Okta Advanced Server Access release notes

Latest release
Past releases

Release: 1.51.3

Deployment date: March 23, 2021

Enhancements

Gateways:

Gateways now report the local disk storage in use or zero when using external storage. This change allows admins to determine whether gateway files are stored locally or externally, and how much storage is in use.

Server tools:

The server agent now validates changes to the sshd_config file. This prevents a malformed configuration file from disrupting connectivity.
The server agent now creates a backup of the sshd_config file before making changes to it. This ensures that a working configuration can be restored in the event of an invalid configuration file.
The default thread count for machines with a large number of processors has been reduced. This improves individual processor performance.

Fixes

Client tools:

Clients ignored the LogLevel option when printing server banners.

Server tools:

When on-demand users attempted to connect to a Windows server using RDP, their initial attempt would sometimes fail.

Release: 1.51.1

Deployment date: February 16, 2021

Features and enhancements

Client tools:

Use sft config edit to edit the Advanced Server Access client configuration file with your system's default editor.
The client now retries rate limited SSH authentication requests for up to five minutes before failing.

Gateways:

Gateways now include a sample config file.
Gateways now support agent forwarding.

Fixes

Server tools:

When servers running Red Hat Enterprise Linux were upgraded, sometimes their server entries in Advanced Server Access were duplicated.
When admins enabled or disabled Forward Client Trust for a project, it sometimes resulted in an invalid sshd configuration. (Early Access)

Release: 1.50.4

Deployment date: December 17, 2020

Fixes

Server tools:

Attempting to apply a Unix user ID (UID) change and a user deletion operation to the same user simultaneously sometimes caused the agent to crash.

Release: 1.50.3

Deployment date: November 17, 2020

Fixes

Server tools:

Users who were members of non-existent local Unix groups sometimes caused the agent to crash.
When the agent was freshly installed on Windows, the Remote Desktop Protocol (RDP) broker failed to start.

Release: 1.50.1

Deployment date: November 16, 2020

Features and enhancements

Client tools:

Reducing the frequency that the host key cache is cleared improved parallel client performance.

Early Access Features

Client tools:

Shared primary user group identifiers (GIDs) are now supported.

Fixes

Client tools:

Enabling Client Trust Forwarding broke agent forwarding during non-interactive sessions.

Release: 1.49.2

Deployment date: November 9, 2020

Early Access Features

Gateways

You can now install and use Advanced Server Access gateways.

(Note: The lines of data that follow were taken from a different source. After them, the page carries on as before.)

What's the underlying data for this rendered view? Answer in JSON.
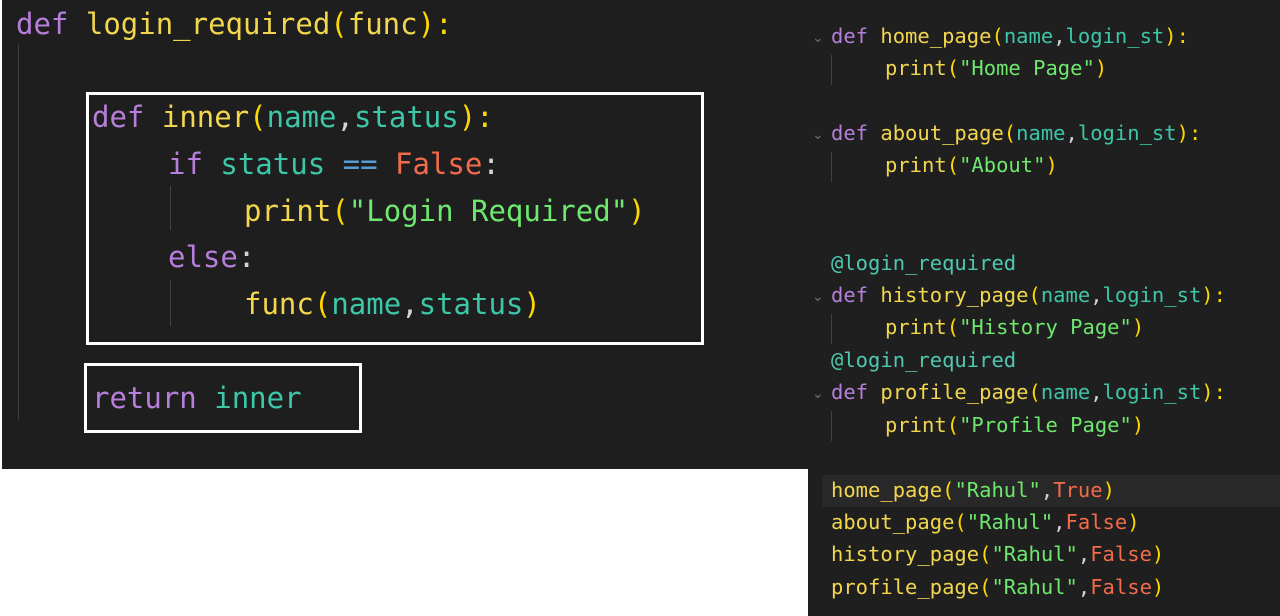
{
  "left": {
    "l1": {
      "kw": "def",
      "name": "login_required",
      "open": "(",
      "param": "func",
      "close": "):"
    },
    "l2": {
      "kw": "def",
      "name": "inner",
      "open": "(",
      "p1": "name",
      "comma": ",",
      "p2": "status",
      "close": "):"
    },
    "l3": {
      "kw": "if",
      "var": "status",
      "op": "==",
      "val": "False",
      "colon": ":"
    },
    "l4": {
      "fn": "print",
      "open": "(",
      "str": "\"Login Required\"",
      "close": ")"
    },
    "l5": {
      "kw": "else",
      "colon": ":"
    },
    "l6": {
      "fn": "func",
      "open": "(",
      "p1": "name",
      "comma": ",",
      "p2": "status",
      "close": ")"
    },
    "l7": {
      "kw": "return",
      "val": "inner"
    }
  },
  "right": {
    "r1": {
      "kw": "def",
      "name": "home_page",
      "open": "(",
      "p1": "name",
      "comma": ",",
      "p2": "login_st",
      "close": "):"
    },
    "r2": {
      "fn": "print",
      "open": "(",
      "str": "\"Home Page\"",
      "close": ")"
    },
    "r3": {
      "kw": "def",
      "name": "about_page",
      "open": "(",
      "p1": "name",
      "comma": ",",
      "p2": "login_st",
      "close": "):"
    },
    "r4": {
      "fn": "print",
      "open": "(",
      "str": "\"About\"",
      "close": ")"
    },
    "r5": {
      "dec": "@login_required"
    },
    "r6": {
      "kw": "def",
      "name": "history_page",
      "open": "(",
      "p1": "name",
      "comma": ",",
      "p2": "login_st",
      "close": "):"
    },
    "r7": {
      "fn": "print",
      "open": "(",
      "str": "\"History Page\"",
      "close": ")"
    },
    "r8": {
      "dec": "@login_required"
    },
    "r9": {
      "kw": "def",
      "name": "profile_page",
      "open": "(",
      "p1": "name",
      "comma": ",",
      "p2": "login_st",
      "close": "):"
    },
    "r10": {
      "fn": "print",
      "open": "(",
      "str": "\"Profile Page\"",
      "close": ")"
    },
    "c1": {
      "fn": "home_page",
      "open": "(",
      "str": "\"Rahul\"",
      "comma": ",",
      "val": "True",
      "close": ")"
    },
    "c2": {
      "fn": "about_page",
      "open": "(",
      "str": "\"Rahul\"",
      "comma": ",",
      "val": "False",
      "close": ")"
    },
    "c3": {
      "fn": "history_page",
      "open": "(",
      "str": "\"Rahul\"",
      "comma": ",",
      "val": "False",
      "close": ")"
    },
    "c4": {
      "fn": "profile_page",
      "open": "(",
      "str": "\"Rahul\"",
      "comma": ",",
      "val": "False",
      "close": ")"
    }
  },
  "icons": {
    "fold": "chevron-down-icon"
  }
}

See Install an Advanced Server Access gateway.

Session capture

You can now enable session capture on a project to log all session data on a gateway. See Enable session capture on a project.

Release: 1.45.4

Deployment date: July 10, 2020

Fixes

Client tools

When using client trust forwarding, a panic could occur, causing the client to crash. (OKTA-312023)

Release: 1.45.3

Deployment date: June 16, 2020

Fixes

Client tools

When used on a client not enrolled in any teams, the output from the 'sft resolve -q' command wasn't quiet.
When running numerous 'sft' commands in parallel, it was possible to corrupt the internal 'known_hosts' file, which led to subsequent connection errors. (OKTA-292731)
The SecureCRT ssh client couldn't connect to servers when using the 'ProxyCommand' option. (OKTA-259170)

Server tools

Remote desktop protocol sessions weren't closed when a user was deactivated or deleted. (OKTA-294736)

Release: 1.44.6

Deployment date: April 20, 2020

Fixes

Server tools

The Linux agent had an issue where some user group memberships were not correctly added.

Release: 1.44.4

Deployment date: April 15, 2020

Features and enhancements

Server tools

Enhanced user and group attributes are now available. For more information, see Advanced Server Access user and group attributes.

Release: 1.44.2

Deployment date: March 24, 2020

Features and enhancements

Client tools

The macOS client now supports Royal TSX for RDP.
The title bar of the Windows RDP client now displays the destination hostname.
ssh_config now supports true and false for Boolean SSH configurations, in addition to yes and no.

Server tools

The unix client can update customer user attributes, including shell, home directory, and account comment.
The RSA certificate ID part of SSH logs is now parsed.

Fixes

Client tools

The macOS client had a pathing issue in sft list-servers-rjson
When multiple login attempts were made concurrently from the command line, the system didn't wait for the first to complete.

Server tools

When sudo entitlements were renamed on unix, there was an issue.
Improved error handling when loading TLS certificates.
File permissions on sshd_config were sometimes altered when changing the file.

Release: 1.41.0

Deployment date: November 13, 2019

Features and enhancements

Server tools

Reduced event hook logging.

Fixes

Server tools

When migrating a server to a different project, there were sometimes user sync issues.